A spore pigment polyketide gene cluster, whiESa, was cloned from Streptomyces aureofaciens CCM3239 using a probe from the S. coelicolor A3(2) whiE gene cluster. Sequence analysis of a 4,657-bp DNA fragment revealed five open reading frames with the highest similarity to the S. coelicolor A3(2) whiE locus responsible for spore pigment biosynthesis, with conservation of the size and position of the genes. The whiESa gene cluster was disrupted by a homologous recombination in S. aureofaciens CCM3239, replacing the most important whiESaIII gene encoding ketosynthase with a thiostrepton resistance gene. The mutation affected spore pigmentation. In contrast to wild-type grey-pink spore pigmentation, the mutant produced white spores, although overall spore morphology was not affected. Transcriptional analysis of whiESa revealed two divergently oriented promoters, whiESap1 and whiESap2, upstream of the whiESaI and whiESaVIII genes, respectively. Both promoters were developmentally regulated in S. aureofaciens CCM3239. They were induced at the late stages of differentiation, during sporulation of aerial hyphae and were dependent upon early sporulation-specific sigma factor sigma(RpoZ) and putative transcription factor WhiB. The level of the transcript originating from the whiESap2 promoter was substantially reduced in a sigF mutant of S. aureofaciens CCM3239, indicating its dependence upon the late sporulation sigma factor sigma(F). Comparison of the whiE promoters in three different spore pigment polyketide clusters revealed a highly conserved region upstream of the -35 promoter region that may bind a transcriptional regulator.

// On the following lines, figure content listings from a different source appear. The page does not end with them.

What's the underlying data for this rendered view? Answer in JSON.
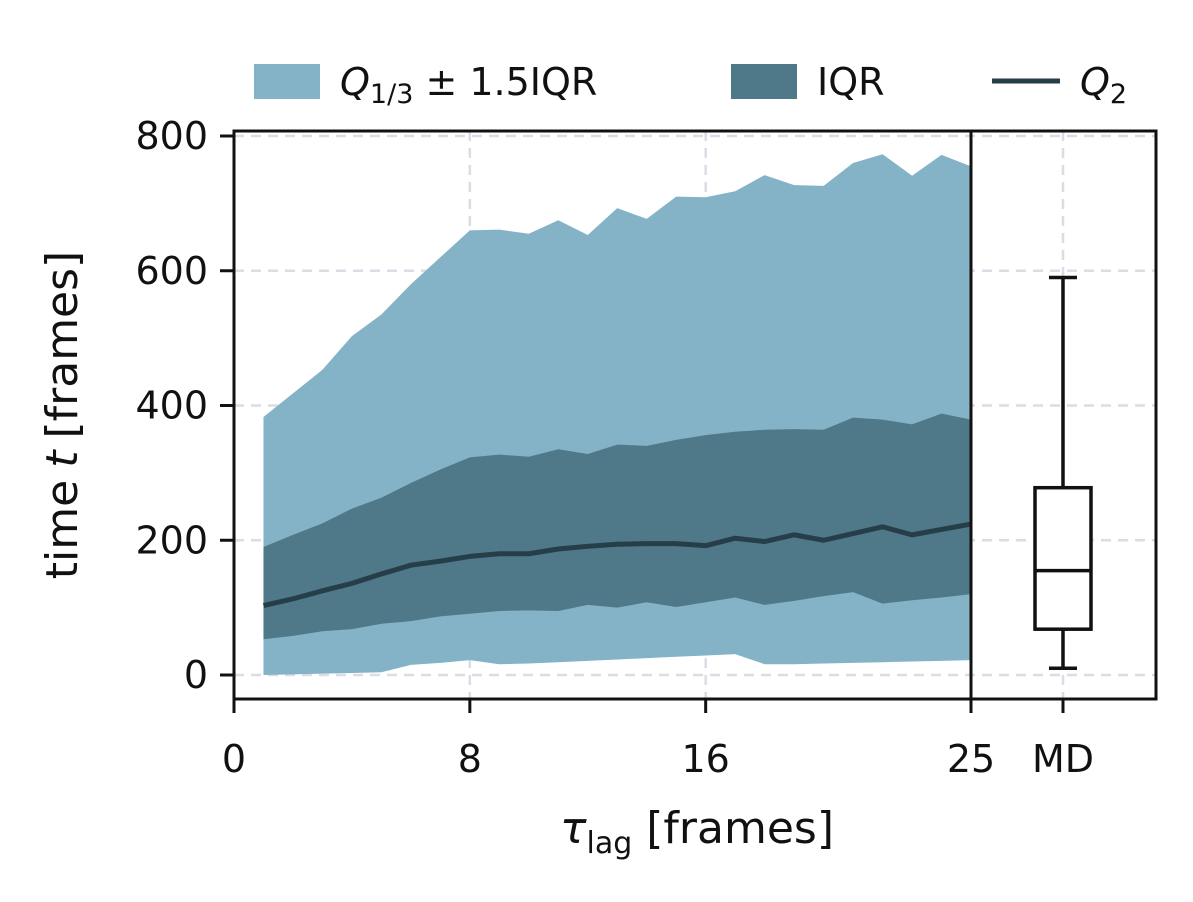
{
  "chart_data": {
    "type": "area",
    "title": "",
    "xlabel": "τ",
    "xlabel_sub": "lag",
    "xlabel_unit": "[frames]",
    "ylabel_prefix": "time",
    "ylabel_var": "t",
    "ylabel_unit": "[frames]",
    "xlim": [
      0,
      25
    ],
    "ylim": [
      -35,
      800
    ],
    "x_ticks": [
      0,
      8,
      16,
      25
    ],
    "x_tick_labels": [
      "0",
      "8",
      "16",
      "25"
    ],
    "y_ticks": [
      0,
      200,
      400,
      600,
      800
    ],
    "y_tick_labels": [
      "0",
      "200",
      "400",
      "600",
      "800"
    ],
    "grid": true,
    "legend": {
      "placement": "top",
      "entries": [
        {
          "id": "whisker",
          "label_var": "Q",
          "label_sub": "1/3",
          "label_rest": " ± 1.5IQR",
          "color": "#84b2c6"
        },
        {
          "id": "iqr",
          "label": "IQR",
          "color": "#4f7889"
        },
        {
          "id": "median",
          "label_var": "Q",
          "label_sub": "2",
          "color": "#263e48"
        }
      ]
    },
    "x": [
      1,
      2,
      3,
      4,
      5,
      6,
      7,
      8,
      9,
      10,
      11,
      12,
      13,
      14,
      15,
      16,
      17,
      18,
      19,
      20,
      21,
      22,
      23,
      24,
      25
    ],
    "series": [
      {
        "name": "Q1/3 - 1.5IQR",
        "values": [
          0,
          1,
          2,
          3,
          4,
          15,
          18,
          22,
          16,
          17,
          19,
          21,
          23,
          25,
          27,
          29,
          31,
          16,
          16,
          17,
          18,
          19,
          20,
          21,
          22
        ]
      },
      {
        "name": "Q1/3 + 1.5IQR",
        "values": [
          383,
          418,
          453,
          503,
          535,
          580,
          620,
          660,
          661,
          655,
          675,
          653,
          693,
          677,
          710,
          709,
          718,
          742,
          727,
          726,
          760,
          773,
          741,
          772,
          755
        ]
      },
      {
        "name": "Q1",
        "values": [
          53,
          58,
          65,
          68,
          76,
          80,
          87,
          91,
          95,
          96,
          95,
          104,
          100,
          108,
          101,
          108,
          115,
          104,
          110,
          117,
          123,
          106,
          111,
          115,
          120
        ]
      },
      {
        "name": "Q3",
        "values": [
          190,
          208,
          225,
          247,
          263,
          285,
          305,
          323,
          327,
          324,
          335,
          328,
          342,
          340,
          349,
          356,
          361,
          364,
          365,
          364,
          382,
          379,
          372,
          388,
          379
        ]
      },
      {
        "name": "Q2",
        "values": [
          103,
          113,
          125,
          136,
          150,
          163,
          169,
          176,
          180,
          180,
          187,
          191,
          194,
          195,
          195,
          192,
          203,
          198,
          208,
          200,
          210,
          220,
          208,
          216,
          224
        ]
      }
    ],
    "md_box": {
      "label": "MD",
      "whisker_low": 10,
      "q1": 68,
      "median": 155,
      "q3": 278,
      "whisker_high": 590
    },
    "colors": {
      "whisker_band": "#84b2c6",
      "iqr_band": "#4f7889",
      "median_line": "#263e48",
      "axes": "#111111"
    }
  }
}
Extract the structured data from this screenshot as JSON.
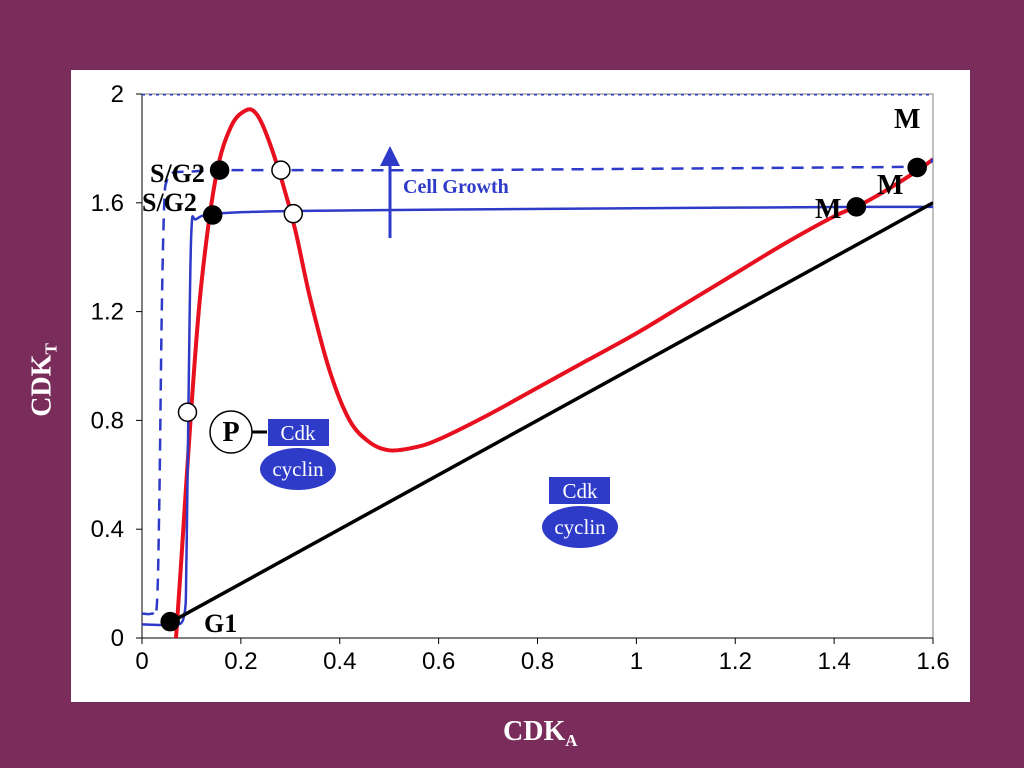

Cloning and characterization of a polyketide synthase gene cluster involved in biosynthesis of a proposed angucycline-like polyketide auricin in Streptomyces aureofaciens CCM 3239.

A new polyketide gene cluster, aur1, was identified in Streptomyces aureofaciens CCM3239 by using genes for the spore-pigment polyketide synthase of the Streptomyces coelicolor whiE operon as a probe. Sequence analysis of three overlapping DNA fragments (encompassing 15,100 bp) revealed 15 open reading frames, the majority of which showed high similarity to the previously characterized type II polyketide synthase genes. The highest similarity was to three Streptomyces polyketide gene clusters involved in biosynthesis of angucycline antibiotics, jadomycin, urdamycin and landomycin. The proposed S. aureofaciens ketosynthase (Aur1D) was phylogenetically more related to all known ketosynthases for polyketide antibiotics in Streptomyces than to spore-pigment ketosynthases. Interestingly, the aur1 gene cluster contained a gene encoding a proposed malonyl-CoA:ACP transacylase that has not been identified in any of the previously characterized type II polyketide synthase cluster. Transcriptional analysis of aur1 revealed a single promoter upstream the first open reading frame (the aur1A gene) that was active in all stages of differentiation with increased activity at the time of aerial mycelium formation. The aur1 gene cluster was disrupted by a homologous recombination, replacing the three genes (aur1B,C,D) including ketosynthase, with antibiotic resistance marker gene in S. aureofaciens chromosome. Disruption did not affect growth and differentiation; disrupted strain produced spores with wild-type gray-pink pigmentation. The biochromatographic analysis of the culture extracts from S. aureofaciens wild-type and aur1-disrupted strains revealed an antibacterial compound that was missing in the mutant. The results indicated a role of the S. aureofaciens aur1 gene cluster in biosynthesis of a polyketide secondary metabolite (which we named auricin), and not in the spore pigment biosynthesis.